[口演Y-14-2] 入退院を繰り返す慢性心不全患者の実態調査
Keywords:慢性心不全、高齢者、再入院
【目的】A病院循環器病棟で2018~2020年度の心不全入院件数は337件で、再入院件数は83件と全体の24.6%を占める。心不全は入退院を繰り返すことで患者のADL、QOLを著しく損なうことに繋がると考える。そこで、入退院を繰り返す慢性心不全の実態を明らかにし退院支援の質の向上に繋げるため調査を行った。【方法】看護記録や診療録から、基礎データ10項目〔性別、年齢、再入院までの期間、家族背景、LVEF、基礎心疾患、BMI、Alb値、バーセルインデックス、認知機能低下の有無〕、心不全増悪要因11項目〔食習慣、脱水、水分過多、内服忘れ、通院自己中断、飲酒、喫煙、活動習慣、ストレス、感染症、便秘〕、家族の意向、退院先についてカルテから情報収集し単純集計を行った。
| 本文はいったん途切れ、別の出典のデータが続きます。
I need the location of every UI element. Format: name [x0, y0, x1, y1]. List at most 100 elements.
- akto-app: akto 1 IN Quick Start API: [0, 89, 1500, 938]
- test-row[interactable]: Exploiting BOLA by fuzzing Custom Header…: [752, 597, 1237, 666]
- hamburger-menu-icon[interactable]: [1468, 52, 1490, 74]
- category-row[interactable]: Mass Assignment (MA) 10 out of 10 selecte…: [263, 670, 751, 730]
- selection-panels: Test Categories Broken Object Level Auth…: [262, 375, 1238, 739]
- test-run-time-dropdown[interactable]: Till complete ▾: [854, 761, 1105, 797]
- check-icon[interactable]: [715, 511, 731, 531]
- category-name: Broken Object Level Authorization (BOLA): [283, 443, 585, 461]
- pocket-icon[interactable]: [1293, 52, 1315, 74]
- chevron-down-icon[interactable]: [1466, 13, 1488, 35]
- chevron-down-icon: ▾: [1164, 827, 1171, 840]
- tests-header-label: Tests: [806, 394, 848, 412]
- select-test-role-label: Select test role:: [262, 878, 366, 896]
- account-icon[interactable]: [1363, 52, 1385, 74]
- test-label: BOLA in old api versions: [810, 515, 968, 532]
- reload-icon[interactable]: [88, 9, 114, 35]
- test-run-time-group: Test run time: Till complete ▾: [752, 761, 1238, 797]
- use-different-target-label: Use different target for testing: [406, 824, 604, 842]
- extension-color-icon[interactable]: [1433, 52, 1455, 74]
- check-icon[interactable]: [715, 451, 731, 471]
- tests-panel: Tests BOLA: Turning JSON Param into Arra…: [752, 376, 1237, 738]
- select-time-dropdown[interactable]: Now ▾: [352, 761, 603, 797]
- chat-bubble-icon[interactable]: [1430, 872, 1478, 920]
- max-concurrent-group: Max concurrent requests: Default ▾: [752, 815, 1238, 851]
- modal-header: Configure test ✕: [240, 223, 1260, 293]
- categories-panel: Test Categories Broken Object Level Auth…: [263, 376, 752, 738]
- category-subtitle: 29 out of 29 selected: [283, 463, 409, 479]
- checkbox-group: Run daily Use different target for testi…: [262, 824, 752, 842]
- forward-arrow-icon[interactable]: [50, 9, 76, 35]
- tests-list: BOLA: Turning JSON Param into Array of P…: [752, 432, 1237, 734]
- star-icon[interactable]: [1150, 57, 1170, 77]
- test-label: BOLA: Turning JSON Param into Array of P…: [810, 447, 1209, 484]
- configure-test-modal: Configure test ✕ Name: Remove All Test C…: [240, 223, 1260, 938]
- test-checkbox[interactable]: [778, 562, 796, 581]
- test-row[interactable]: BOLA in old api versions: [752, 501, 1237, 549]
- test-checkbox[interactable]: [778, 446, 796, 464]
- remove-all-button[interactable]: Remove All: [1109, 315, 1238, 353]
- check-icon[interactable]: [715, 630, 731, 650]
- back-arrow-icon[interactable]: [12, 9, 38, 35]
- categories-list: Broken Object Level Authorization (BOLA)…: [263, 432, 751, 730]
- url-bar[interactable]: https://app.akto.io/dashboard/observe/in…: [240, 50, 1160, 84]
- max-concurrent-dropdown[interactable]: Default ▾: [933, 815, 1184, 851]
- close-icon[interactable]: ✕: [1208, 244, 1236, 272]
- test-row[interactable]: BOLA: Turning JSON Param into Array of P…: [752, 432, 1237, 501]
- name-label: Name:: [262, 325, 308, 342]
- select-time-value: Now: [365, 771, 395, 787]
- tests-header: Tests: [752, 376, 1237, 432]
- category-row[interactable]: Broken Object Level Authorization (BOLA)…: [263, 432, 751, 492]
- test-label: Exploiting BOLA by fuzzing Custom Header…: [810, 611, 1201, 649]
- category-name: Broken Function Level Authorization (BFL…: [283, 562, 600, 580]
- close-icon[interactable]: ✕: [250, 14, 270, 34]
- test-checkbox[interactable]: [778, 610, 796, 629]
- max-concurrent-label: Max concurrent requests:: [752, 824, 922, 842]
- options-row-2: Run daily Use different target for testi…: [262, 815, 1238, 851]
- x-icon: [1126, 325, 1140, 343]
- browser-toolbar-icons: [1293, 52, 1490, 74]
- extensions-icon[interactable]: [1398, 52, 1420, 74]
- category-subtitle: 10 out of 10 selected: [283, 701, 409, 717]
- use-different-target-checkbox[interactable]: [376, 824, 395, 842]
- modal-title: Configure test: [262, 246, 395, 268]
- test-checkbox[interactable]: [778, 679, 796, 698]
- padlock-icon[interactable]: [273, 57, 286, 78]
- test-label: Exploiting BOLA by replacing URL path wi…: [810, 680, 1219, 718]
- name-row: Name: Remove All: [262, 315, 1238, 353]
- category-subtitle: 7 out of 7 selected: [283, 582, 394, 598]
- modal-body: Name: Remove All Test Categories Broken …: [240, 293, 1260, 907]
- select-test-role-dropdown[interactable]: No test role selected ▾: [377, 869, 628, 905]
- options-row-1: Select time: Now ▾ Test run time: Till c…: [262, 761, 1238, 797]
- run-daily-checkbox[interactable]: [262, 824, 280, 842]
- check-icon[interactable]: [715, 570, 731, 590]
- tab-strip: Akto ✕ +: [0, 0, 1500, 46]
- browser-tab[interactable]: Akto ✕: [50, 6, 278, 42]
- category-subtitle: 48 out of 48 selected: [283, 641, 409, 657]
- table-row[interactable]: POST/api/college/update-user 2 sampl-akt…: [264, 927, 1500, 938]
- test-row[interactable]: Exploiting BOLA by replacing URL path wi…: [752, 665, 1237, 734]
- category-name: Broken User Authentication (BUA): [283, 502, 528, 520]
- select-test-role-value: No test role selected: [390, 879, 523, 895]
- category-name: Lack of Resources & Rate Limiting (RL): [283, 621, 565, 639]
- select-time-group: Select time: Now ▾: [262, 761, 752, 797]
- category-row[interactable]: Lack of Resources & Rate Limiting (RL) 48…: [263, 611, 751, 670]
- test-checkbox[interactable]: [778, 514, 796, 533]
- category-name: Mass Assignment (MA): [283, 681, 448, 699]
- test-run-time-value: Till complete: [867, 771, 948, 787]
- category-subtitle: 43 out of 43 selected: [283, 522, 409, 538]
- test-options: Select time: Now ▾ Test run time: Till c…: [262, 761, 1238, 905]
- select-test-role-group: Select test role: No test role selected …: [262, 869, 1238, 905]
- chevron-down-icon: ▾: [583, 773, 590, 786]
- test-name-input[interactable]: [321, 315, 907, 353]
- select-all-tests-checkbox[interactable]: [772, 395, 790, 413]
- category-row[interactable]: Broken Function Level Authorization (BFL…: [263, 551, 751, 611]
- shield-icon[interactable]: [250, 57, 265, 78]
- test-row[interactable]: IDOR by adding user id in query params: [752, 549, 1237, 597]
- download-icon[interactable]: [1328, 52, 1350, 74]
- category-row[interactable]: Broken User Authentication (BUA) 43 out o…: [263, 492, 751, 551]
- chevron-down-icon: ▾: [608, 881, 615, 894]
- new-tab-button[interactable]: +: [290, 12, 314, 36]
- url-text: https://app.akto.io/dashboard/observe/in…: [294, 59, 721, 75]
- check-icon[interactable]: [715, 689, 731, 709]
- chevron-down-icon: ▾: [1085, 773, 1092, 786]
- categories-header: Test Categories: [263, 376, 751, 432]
倫理的配慮として同意および撤回について病院ホームページ上に情報を公開し、研究中止を求める機会を保証した。【結果】3年間にA病院循環器病棟で再入院数は男性38名、女性45名、平均年齢は83.6歳だった。基礎データでは、再入院までの期間は6カ月以内が68名(81.9%)、半年以上1年未満が15名(18.1%)であった。家族背景は同居者あり50名(60.2%)、独居19名(22.9%)、施設入所13名(15.7%)、転院1名(1.2%)であった。認知機能は低下有りが24名(28.9%)、低下無しが58名(69.9%)だった。心不全増悪要因は感染症・肺炎等が58名(69.9%)、便秘が20名(24.1%)、内服アドヒアランス不良が19名(22.9%)、脱水が17名(20.5%)の順に多かった。入院前の水分摂取状況、飲酒や喫煙、活動習慣、ストレスに関する情報収集の不足により記載がないことが多く、具体的な情報を得られなかった。【考察】後期高齢期にある心不全患者は加齢に伴う身体機能の低下、認知機能の低下、家族形態の変化により管理能力及びサポート機能が低下している。高齢者は認知機能、聴力、視覚機能の低下などから聴取が困難である場合が多い。受け持ち看護師を中心として患者・家族・支援者から生活習慣、食習慣の情報を細やかに収集する事が重要である。患者が疾病を抱えながらも安心して地域で生活を継続するため、家族への支援とともに多職種と連携しながら地域での継続的支援に繋げていく事が重要である。